Ambiguity Regarding Concurrency In The Extant Legislations
The judicial and legislative framework in India necessitate the demarcation of segregated jurisdictional boundaries for both the CCI and the DPA. Currently, such harmonization can be legislatively effectuated only through the consultation mechanism set forth in Sections 21 and 21 A of the Act and Section 56 of the PDP Bill.
Section 21A of the Act states that if during the course of proceedings before the CCI, it is asked to render a decision on an issue which is governed by a statutory authority, it 'may' make a reference to such authority. The discretionary nature of the CCI's obligation was highlighted by the Delhi High Court in the case of Erricsson v. CCI ("Ericsson") as well as in the more recent judgment of Monsanto Holdings.
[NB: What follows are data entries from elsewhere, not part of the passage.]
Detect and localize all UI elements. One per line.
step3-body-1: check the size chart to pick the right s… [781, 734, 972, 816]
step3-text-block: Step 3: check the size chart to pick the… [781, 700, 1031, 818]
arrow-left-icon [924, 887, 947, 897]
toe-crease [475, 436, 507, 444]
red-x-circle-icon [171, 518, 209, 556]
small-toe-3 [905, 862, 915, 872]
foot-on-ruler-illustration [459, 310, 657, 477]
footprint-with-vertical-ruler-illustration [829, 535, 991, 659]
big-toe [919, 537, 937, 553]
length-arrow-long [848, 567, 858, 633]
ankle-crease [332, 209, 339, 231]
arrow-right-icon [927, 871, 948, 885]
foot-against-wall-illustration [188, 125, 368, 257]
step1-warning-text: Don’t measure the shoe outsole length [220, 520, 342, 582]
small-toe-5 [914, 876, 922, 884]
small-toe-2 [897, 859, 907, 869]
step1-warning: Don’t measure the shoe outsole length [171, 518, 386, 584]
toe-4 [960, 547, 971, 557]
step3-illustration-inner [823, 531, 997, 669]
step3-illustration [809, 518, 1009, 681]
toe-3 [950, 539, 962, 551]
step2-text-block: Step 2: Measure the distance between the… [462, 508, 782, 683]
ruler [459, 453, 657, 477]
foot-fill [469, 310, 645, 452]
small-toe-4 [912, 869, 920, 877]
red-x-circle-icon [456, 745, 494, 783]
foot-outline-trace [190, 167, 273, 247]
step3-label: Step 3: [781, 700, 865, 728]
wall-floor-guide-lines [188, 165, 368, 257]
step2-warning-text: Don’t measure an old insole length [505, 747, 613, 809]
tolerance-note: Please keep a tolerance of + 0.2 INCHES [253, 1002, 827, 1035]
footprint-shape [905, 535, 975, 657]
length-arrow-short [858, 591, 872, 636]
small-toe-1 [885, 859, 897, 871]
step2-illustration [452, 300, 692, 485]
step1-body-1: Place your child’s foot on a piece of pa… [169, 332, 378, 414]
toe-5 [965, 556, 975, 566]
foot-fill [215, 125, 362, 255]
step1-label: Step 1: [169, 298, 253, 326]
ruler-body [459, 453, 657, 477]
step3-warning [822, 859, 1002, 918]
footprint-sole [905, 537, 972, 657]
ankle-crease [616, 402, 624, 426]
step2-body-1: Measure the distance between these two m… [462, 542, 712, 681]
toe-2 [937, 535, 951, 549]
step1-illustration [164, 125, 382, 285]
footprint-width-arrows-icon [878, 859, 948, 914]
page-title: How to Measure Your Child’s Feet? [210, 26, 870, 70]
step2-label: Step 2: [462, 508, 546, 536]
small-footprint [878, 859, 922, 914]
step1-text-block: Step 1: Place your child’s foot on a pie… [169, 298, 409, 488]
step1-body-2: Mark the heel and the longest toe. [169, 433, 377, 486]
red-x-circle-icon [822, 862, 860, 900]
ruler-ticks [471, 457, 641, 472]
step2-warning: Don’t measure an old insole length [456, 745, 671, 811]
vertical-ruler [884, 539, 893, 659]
However, the mandate under Section 56 of the PDP Bill is such that if the DPA is called upon to adjudicate upon a matter wherein another authority may have concurrent jurisdiction, it 'shall' consult such regulator.
Therefore, while the CCI is not obligated to consult the DPA given the recommendatory nature of its legislation, the DPA is obligated to make such consultations. In a scenario where a case involving jurisdictional facts that could have appropriately been addressed by the DPA, is brought before the CCI, it can proceed without any impediments, thereby completely ousting the jurisdiction of the DPA. This is further accentuated by the Delhi HC's ruling in Ericsson, wherein the Court held that in case of simultaneous proceedings before the CCI and another quasi-judicial body, an adjudication by any of the two authorities on a common jurisdictional fact would be binding on the other.
However, the DPA while dealing with the privacy policies that have implications on competition in the market would be bound to consult the CCI since privacy has been legally recognized as a non-price parameter of competition. Therefore, despite there being a specialised statutory body to address the issues of data protection, the legislative and precedential supremacy offered to the CCI will make the former effectively redundant.
The Way Forward
While privacy issues may raise competition concerns, the CCI's current investigation and the Delhi HC's judgment is moving India's data privacy jurisprudence in a 'CCI first' direction. While the facts before the High Court did not yet warrant a stop on CCI's investigation, they also highlight the need for an effective consultation and concurrency mechanism within Indian legislations.
The consultation mechanism envisaged in the PDP Bill is clearly a step in the right direction. While it is likely that the CCI would like to enter into MoUs with the DPA to avoid jurisdictional clashes, leaving far reaching policy concerns to absolute discretion of administrative officials is the hallmark of a bad legislation. The authors thus suggest that Section 21A of the Competition Act should be amended by replacing the word 'may' with the word 'shall' to make consultation mandatory for the CCI.
Further, the Parliament should also consider enacting a set of regulations to aid regulators to enter into jurisdictional MoUs. For instance, in the UK, the Competition Act (Concurrency) Regulations, 2014 provides a robust legislative framework to assist the Competition and Markets Authority enter into MoUs with other statutory bodies, and also provides for an adjudicatory mechanism in case of deadlocks in negotiations. A similar framework should also be established in India.
While the progress with the PDP Bill is unfortunate, it will also be welcomed by CCI's 'first-mover advantage' when it finally sees the light of day. It thus becomes imperative that the Government addresses these recent developments when it enacts India's much awaited privacy legislation.